Former vos équipes : le pare-feu humain
Un protocole n’a de valeur que si chacun comprend pourquoi il existe. Or, le sondage Deloitte cité plus haut révèle un déficit inquiétant. Un dirigeant sur cinq n’a aucune confiance dans la capacité de son organisation à répondre à une attaque deepfake. Ce fossé ne se comble pas avec une note interne. Il se comble par la sensibilisation, la démonstration et la répétition.
Concrètement, une demi-journée suffit pour changer la donne. Faites écouter de vraies voix clonées à vos équipes. Décortiquez ensemble les cas Arup et Ferrari, puis répétez le protocole de vérification sur des scénarios réalistes. Les collaborateurs qui ont entendu un clone une fois ne l’oublient plus. Cette montée en compétence rejoint d’ailleurs une obligation plus large. Comme nous l’expliquions dans notre article sur l’AI Act et les entreprises suisses, la formation des collaborateurs à l’IA est déjà exigée pour toute entreprise active sur le marché européen. Faire d’une pierre deux coups, conformité et sécurité, rend l’investissement d’autant plus rentable. Pour aller plus loin, notre catalogue de formations en intelligence artificielle couvre la sensibilisation comme la gouvernance.

Conclusion
Le deepfake a changé de camp. Il n’amuse plus les réseaux sociaux : il pille les comptes des entreprises. Arup a perdu 25 millions de dollars face à une visioconférence truquée. En Suisse, la fraude au CEO a progressé d’un tiers en un an. Pourtant, la parade tient en trois couches complémentaires. Des yeux entraînés repèrent les artefacts. Un protocole de vérification ferme les portes, sans exception ni passe-droit. Des équipes formées osent douter, même face à la voix du patron. Ferrari l’a démontré : une seule bonne question vaut mieux que le meilleur détecteur du marché. La question n’est donc pas de savoir si votre entreprise sera visée un jour. Elle est de savoir si la personne qui décrochera saura quoi faire. À vous de faire en sorte que la réponse soit oui.

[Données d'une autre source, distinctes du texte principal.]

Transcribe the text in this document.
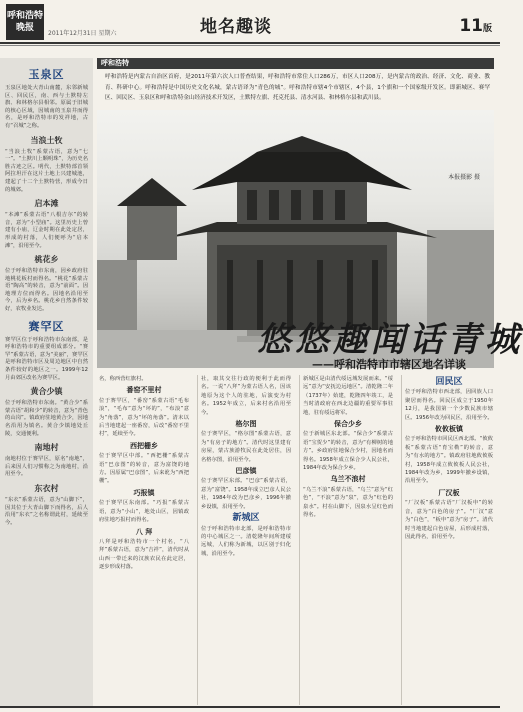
呼和浩特晚报
2011年12月31日 星期六	地名趣谈	11版
玉泉区
玉泉区地处大青山南麓，东邻新城区、回民区，南、西与土默特左旗、和林格尔县相邻。原属于旧城的核心区域，因城南的玉泉井而得名，是呼和浩特市的发祥地，古有“召城”之称。
当浪土牧
“当浪土牧”系蒙古语，意为“七一”。“土默川上颗明珠”，为历史名胜古迹之区。明代，土默特部首领阿拉坦汗在这片土地上兴建城池，建起了十二个土默特营，形成今日的城郊。
启本滩
“本滩”系蒙古语“八根吉尔”的转音，意为“小型庙”。这里历史上曾建有小庙，辽金时期在此处定居，形成的村落，人们便呼为“启本滩”，沿用至今。
桃花乡
位于呼和浩特市东南，因乡政府驻地桃花板村而得名。“桃花”系蒙古语“陶高”的转音，意为“前面”。因地理方位而得名。因地名沿用至今，后为乡名。桃花乡自然条件较好，农牧业发达。
赛罕区
赛罕区位于呼和浩特市东南部，是呼和浩特市的重要组成部分。“赛罕”系蒙古语，意为“美丽”，赛罕区是呼和浩特市区及周边地区中自然条件较好的地区之一。1999年12月由郊区改名为赛罕区。
黄合少镇
位于呼和浩特市东南。“黄合少”系蒙古语“胡和少”的转音，意为“青色的山岗”。镇政府驻地黄合少，因地名沿用为镇名。黄合少镇地处丘陵，交通便利。
南地村
南地村位于赛罕区，原名“南地”，后来因人们习惯称之为南地村，沿用至今。
东衣村
“东衣”系蒙古语，意为“山脚下”，因其位于大青山脚下而得名，后人沿用“东衣”之名称谓此村，延续至今。
呼和浩特
呼和浩特是内蒙古自治区首府，是2011年第六次人口普查结果，呼和浩特市常住人口286万，市区人口208万，是内蒙古的政治、经济、文化、商业、教育、科研中心。呼和浩特是中国历史文化名城，蒙古语译为“青色的城”。呼和浩特市辖4个市辖区，4个县，1个旗和一个国家级开发区。即新城区、赛罕区、回民区、玉泉区和呼和浩特金山经济技术开发区，土默特左旗、托克托县、清水河县、和林格尔县和武川县。
本报摄影 摄
悠悠趣闻话青城
——呼和浩特市市辖区地名详谈

名，称西营红旗村。

番窑不里村

位于赛罕区，“番窑”系蒙古语“毛布浪”，“毛布”意为“坏的”，“布浪”意为“角落”，意为“坏的角落”。清末以后当地建起一座番窑，后改“番窑不里村”，延续至今。

西把栅乡

位于赛罕区中部。“西把栅”系蒙古语“巴彦图”的转音，意为富饶的地方。因原属“巴彦图”，后来讹为“西把栅”。

巧报镇

位于赛罕区东南部。“巧报”系蒙古语，意为“小山”，地处山区，因镇政府驻地巧报村而得名。

八 拜

八拜是呼和浩特市一个村名，“八拜”系蒙古语，意为“吉祥”，清代时从山西一带迁来的汉族农民在此定居，逐步形成村落。

社，取其交往行政的便利于此而得名。一说“八拜”为蒙古语人名，因该地原为这个人的驻地，后演变为村名。1952年成立，后来村名沿用至今。

格尔图

位于赛罕区，“格尔图”系蒙古语，意为“有房子的地方”。清代时这里建有房屋，蒙古族游牧民在此处居住，因名格尔图，沿用至今。

巴彦镇

位于赛罕区东部。“巴彦”系蒙古语，意为“富饶”。1958年成立巴彦人民公社，1984年改为巴彦乡，1996年撤乡设镇，沿用至今。

新城区

位于呼和浩特市北部，是呼和浩特市的中心城区之一。清乾隆年间所建绥远城，人们称为新城，以区别于归化城，沿用至今。

新城区是由清代绥远城发展而来。“绥远”意为“安抚边远地区”。清乾隆二年（1737年）始建，乾隆四年竣工，是当时清政府在西北边疆的重要军事驻地，驻有绥远将军。

保合少乡

位于新城区东北部。“保合少”系蒙古语“宝贺少”的转音，意为“有柳树的地方”。乡政府驻地保合少村，因地名而得名。1958年成立保合少人民公社，1984年改为保合少乡。

乌兰不浪村

“乌兰不浪”系蒙古语，“乌兰”意为“红色”，“不浪”意为“泉”，意为“红色的泉水”。村在山脚下，因泉水呈红色而得名。

回民区

位于呼和浩特市西北部，因回族人口聚居而得名。回民区成立于1950年12月，是我国第一个少数民族市辖区。1956年改为回民区，沿用至今。

攸攸板镇

位于呼和浩特市回民区西北部。“攸攸板”系蒙古语“育宝勒”的转音，意为“有水的地方”。镇政府驻地攸攸板村，1958年成立攸攸板人民公社，1984年改为乡，1999年撤乡设镇，沿用至今。

厂汉板

“厂汉板”系蒙古语“厂汉板申”的转音，意为“白色的房子”。“厂汉”意为“白色”，“板申”意为“房子”。清代时当地建起白色房屋，后形成村落，因此得名，沿用至今。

FAQ : reconnaître un deepfake en entreprise
Qu’est-ce qu’un deepfake exactement ?
Un deepfake est un contenu audio, photo ou vidéo généré par IA qui imite une personne réelle de façon crédible. Quelques minutes d’enregistrements publics suffisent aujourd’hui à cloner une voix ou un visage.
Comment reconnaître un deepfake en visioconférence ?
Surveillez la synchronisation labiale, les contours du visage en mouvement et les clignements d’yeux. Demandez un geste imprévu, comme tourner la tête de profil : les systèmes en temps réel décrochent souvent.
Les PME suisses sont-elles vraiment concernées ?
Oui. L’OFCS a enregistré 970 signalements de fraude au CEO en 2025, en forte hausse. Les PME sont visées en priorité, car leurs validations de paiement reposent souvent sur la confiance plutôt que sur des procédures écrites.
Existe-t-il des outils de détection automatique des deepfakes ?
Des solutions existent, mais aucune n’est infaillible face aux générateurs récents. La défense la plus fiable reste procédurale : rappel sur canal officiel, double validation des paiements et questions de contrôle convenues en interne.
Que faire si mon entreprise a été victime d’un deepfake ?
Bloquez immédiatement les virements auprès de votre banque et conservez toutes les preuves. Déposez plainte à la police, puis annoncez l’incident à l’OFCS. Informez enfin vos équipes pour éviter une seconde vague.